All this is for Node.js and JavaScript. For Java 8 you might have a look at this article.

## Tail recursive Fibonacci numbers

The Fibonacci sequence is defined like this: `F(0) = 0`

and `F(1) = 1`

.
For all `n > 1`

you calculate them with `F(n) = F(n - 1) + F(n - 2)`

.
This is a recursive definition.

What is different from the factorial example used above? You need two independent information, the two previous values of the function. When you want to solve the problem with tail recursion, instead of one aggregator parameter, you need to pass two aggregator parameters to the function: the two previous values. As a rule, you need an additional parameter for every additional information that you need in the body of your function.

Interestingly, `n`

is used as a counter, going down to `1`

, but the function works its way up to the higher values.
For each call, the `previous`

value becomes the `current`

value from the previous call, while the `current`

value is set to `current + previous`

.
Until the function terminates for `n === 1`

.

```
const F = (n, previous = 0, current = 1) => {
if (n === 0) return previous;
if (n === 1) return current;
return F(n - 1, current, current + previous);
};
```

You can wrap it in a function with only one parameter for `n`

, which hides the aggregators `current`

and `next`

if you want.
Like in the example above, the original function becomes an inner function of the wrapper function.

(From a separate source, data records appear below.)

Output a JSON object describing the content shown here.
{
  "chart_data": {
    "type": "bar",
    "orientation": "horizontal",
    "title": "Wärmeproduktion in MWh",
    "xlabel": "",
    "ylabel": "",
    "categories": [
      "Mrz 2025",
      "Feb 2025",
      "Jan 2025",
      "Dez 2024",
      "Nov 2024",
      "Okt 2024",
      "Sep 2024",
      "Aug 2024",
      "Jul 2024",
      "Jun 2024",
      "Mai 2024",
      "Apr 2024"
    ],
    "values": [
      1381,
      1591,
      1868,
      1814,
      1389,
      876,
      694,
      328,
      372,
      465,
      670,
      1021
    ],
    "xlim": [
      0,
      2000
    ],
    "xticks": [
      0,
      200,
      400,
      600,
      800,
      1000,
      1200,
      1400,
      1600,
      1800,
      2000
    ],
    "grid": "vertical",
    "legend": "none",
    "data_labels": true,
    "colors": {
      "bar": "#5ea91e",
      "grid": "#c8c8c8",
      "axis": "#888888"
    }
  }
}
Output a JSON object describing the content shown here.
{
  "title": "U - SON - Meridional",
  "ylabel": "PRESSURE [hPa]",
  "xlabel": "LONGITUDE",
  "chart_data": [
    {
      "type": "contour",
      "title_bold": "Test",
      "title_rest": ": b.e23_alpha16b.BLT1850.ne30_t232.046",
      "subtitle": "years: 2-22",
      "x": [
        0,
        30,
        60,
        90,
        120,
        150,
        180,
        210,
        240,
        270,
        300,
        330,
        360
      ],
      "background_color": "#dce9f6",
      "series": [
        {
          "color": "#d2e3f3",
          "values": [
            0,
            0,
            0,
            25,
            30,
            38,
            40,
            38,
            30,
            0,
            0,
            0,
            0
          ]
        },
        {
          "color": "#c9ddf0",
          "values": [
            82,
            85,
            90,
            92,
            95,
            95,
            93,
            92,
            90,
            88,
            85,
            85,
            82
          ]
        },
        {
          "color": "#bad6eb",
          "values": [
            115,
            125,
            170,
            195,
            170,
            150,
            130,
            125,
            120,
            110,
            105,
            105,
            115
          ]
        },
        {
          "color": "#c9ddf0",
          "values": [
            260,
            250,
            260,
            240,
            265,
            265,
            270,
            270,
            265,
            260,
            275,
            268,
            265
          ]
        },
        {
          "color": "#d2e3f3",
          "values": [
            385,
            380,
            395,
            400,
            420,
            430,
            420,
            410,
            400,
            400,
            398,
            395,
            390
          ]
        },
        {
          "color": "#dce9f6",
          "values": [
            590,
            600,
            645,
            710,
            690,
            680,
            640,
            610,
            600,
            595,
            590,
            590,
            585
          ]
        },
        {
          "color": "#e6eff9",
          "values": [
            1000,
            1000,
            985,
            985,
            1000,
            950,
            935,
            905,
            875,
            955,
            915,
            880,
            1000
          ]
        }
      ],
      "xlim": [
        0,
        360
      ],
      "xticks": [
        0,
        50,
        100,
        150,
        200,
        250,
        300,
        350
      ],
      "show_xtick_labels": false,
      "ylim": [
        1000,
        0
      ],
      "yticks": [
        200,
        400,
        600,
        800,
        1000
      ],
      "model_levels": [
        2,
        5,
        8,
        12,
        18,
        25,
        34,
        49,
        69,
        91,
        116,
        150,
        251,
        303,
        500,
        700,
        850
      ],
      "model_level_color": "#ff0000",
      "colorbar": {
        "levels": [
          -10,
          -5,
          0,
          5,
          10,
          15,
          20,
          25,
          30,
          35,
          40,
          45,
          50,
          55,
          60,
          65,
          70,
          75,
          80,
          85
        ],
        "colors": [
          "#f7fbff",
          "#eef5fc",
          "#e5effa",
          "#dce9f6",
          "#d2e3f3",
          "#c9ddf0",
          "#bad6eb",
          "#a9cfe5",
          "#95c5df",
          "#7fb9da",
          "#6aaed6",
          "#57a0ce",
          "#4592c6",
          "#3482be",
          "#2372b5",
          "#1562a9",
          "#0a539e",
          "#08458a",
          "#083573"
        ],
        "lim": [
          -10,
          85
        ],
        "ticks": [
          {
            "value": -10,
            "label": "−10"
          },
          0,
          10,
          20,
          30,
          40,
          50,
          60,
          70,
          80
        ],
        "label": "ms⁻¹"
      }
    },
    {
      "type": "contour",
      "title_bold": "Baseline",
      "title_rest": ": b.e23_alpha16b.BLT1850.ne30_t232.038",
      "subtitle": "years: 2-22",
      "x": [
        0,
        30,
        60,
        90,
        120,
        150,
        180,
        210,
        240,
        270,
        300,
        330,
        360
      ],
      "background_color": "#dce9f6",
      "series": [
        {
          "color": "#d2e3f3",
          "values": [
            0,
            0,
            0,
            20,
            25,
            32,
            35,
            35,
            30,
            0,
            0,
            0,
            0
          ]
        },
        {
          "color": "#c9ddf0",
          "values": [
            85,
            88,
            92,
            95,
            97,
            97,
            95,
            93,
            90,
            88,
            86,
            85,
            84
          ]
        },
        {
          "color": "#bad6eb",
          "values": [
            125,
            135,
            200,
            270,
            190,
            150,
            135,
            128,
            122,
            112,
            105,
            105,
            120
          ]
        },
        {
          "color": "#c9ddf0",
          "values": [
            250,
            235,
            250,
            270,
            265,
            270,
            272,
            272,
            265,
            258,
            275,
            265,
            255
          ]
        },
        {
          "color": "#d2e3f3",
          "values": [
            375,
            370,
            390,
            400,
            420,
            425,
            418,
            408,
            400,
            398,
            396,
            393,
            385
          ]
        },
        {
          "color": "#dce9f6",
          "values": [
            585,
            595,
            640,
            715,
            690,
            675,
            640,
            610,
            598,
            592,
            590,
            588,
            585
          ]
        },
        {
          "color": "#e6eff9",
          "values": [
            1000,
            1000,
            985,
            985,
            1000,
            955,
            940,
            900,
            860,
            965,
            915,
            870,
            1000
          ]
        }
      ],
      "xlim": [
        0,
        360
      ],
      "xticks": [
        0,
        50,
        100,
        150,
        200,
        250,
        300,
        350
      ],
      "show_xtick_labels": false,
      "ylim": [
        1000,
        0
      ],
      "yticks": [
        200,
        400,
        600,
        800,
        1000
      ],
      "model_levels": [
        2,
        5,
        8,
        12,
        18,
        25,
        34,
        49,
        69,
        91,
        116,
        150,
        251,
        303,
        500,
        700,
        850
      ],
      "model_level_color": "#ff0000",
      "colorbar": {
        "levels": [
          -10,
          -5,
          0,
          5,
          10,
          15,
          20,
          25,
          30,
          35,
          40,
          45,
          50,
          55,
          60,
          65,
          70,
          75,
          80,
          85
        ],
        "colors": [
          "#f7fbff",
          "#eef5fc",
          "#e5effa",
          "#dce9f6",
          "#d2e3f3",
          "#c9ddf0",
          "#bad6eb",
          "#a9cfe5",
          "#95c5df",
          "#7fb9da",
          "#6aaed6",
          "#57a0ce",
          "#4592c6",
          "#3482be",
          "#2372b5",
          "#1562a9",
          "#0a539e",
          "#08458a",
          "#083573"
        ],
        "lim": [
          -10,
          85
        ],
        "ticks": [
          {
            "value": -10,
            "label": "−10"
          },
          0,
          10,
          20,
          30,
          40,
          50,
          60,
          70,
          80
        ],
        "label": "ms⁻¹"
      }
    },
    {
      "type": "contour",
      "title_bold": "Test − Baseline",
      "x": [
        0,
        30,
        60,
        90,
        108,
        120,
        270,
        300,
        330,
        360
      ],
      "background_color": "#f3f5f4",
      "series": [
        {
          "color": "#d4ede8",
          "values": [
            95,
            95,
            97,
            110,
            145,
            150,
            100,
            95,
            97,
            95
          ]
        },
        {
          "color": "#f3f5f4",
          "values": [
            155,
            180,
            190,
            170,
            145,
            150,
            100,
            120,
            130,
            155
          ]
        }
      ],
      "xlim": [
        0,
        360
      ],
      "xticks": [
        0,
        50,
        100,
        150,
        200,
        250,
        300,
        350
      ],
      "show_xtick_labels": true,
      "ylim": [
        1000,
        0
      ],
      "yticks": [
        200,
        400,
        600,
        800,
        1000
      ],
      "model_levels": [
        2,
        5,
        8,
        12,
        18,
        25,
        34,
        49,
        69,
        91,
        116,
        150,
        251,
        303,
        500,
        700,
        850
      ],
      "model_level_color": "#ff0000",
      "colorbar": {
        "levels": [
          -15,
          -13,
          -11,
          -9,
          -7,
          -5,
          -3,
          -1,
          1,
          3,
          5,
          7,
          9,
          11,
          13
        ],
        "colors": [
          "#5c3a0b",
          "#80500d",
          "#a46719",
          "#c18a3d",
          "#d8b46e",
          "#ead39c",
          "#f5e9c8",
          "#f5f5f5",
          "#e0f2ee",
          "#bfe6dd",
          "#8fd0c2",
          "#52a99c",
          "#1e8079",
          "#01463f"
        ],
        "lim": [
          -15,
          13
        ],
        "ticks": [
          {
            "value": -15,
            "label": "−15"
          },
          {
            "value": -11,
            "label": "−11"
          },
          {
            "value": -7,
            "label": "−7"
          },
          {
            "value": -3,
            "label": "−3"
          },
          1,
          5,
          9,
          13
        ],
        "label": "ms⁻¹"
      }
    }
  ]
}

As I recently found out, Fibonacci numbers also have a closed-form expression:

$$F_{n}={\cfrac {1}{\sqrt {5}}}\left({\cfrac {1+{\sqrt {5}}}{2}}\right)^{n}-{\cfrac {1}{\sqrt {5}}}\left({\cfrac {1-{\sqrt {5}}}{2}}\right)^{n}$$

As an aside: we were estimating story points during a sprint planing. Story points roughly follow the Fibonacci numbers, so it’s natural that the topic pops up from time to time. Someone was asking if there was a closed-form expression for Fibonacci numbers, so we searched for an answer. And voilĂ …

Using the trampoline device together with the modified tail-recursive Fibonacci function is left as an exercise for the reader. Hint: you have to modify the tail-recursive Fibonacci function to return a function/thunk instead of returning the result of a recursive function call.

## Final thoughts

I use the trampoline device because Node.js does not support tail call optimization (TCO). At one point I thought that Node.js would eventually support TCO through its use of Google’s V8 engine. Google was actively working on supporting TCO in V8. But it turned out that Google is no longer pursuing this path. Since tail-recursive functions are particularly useful in functional programming, it’s extremely frustrating to see so little progress.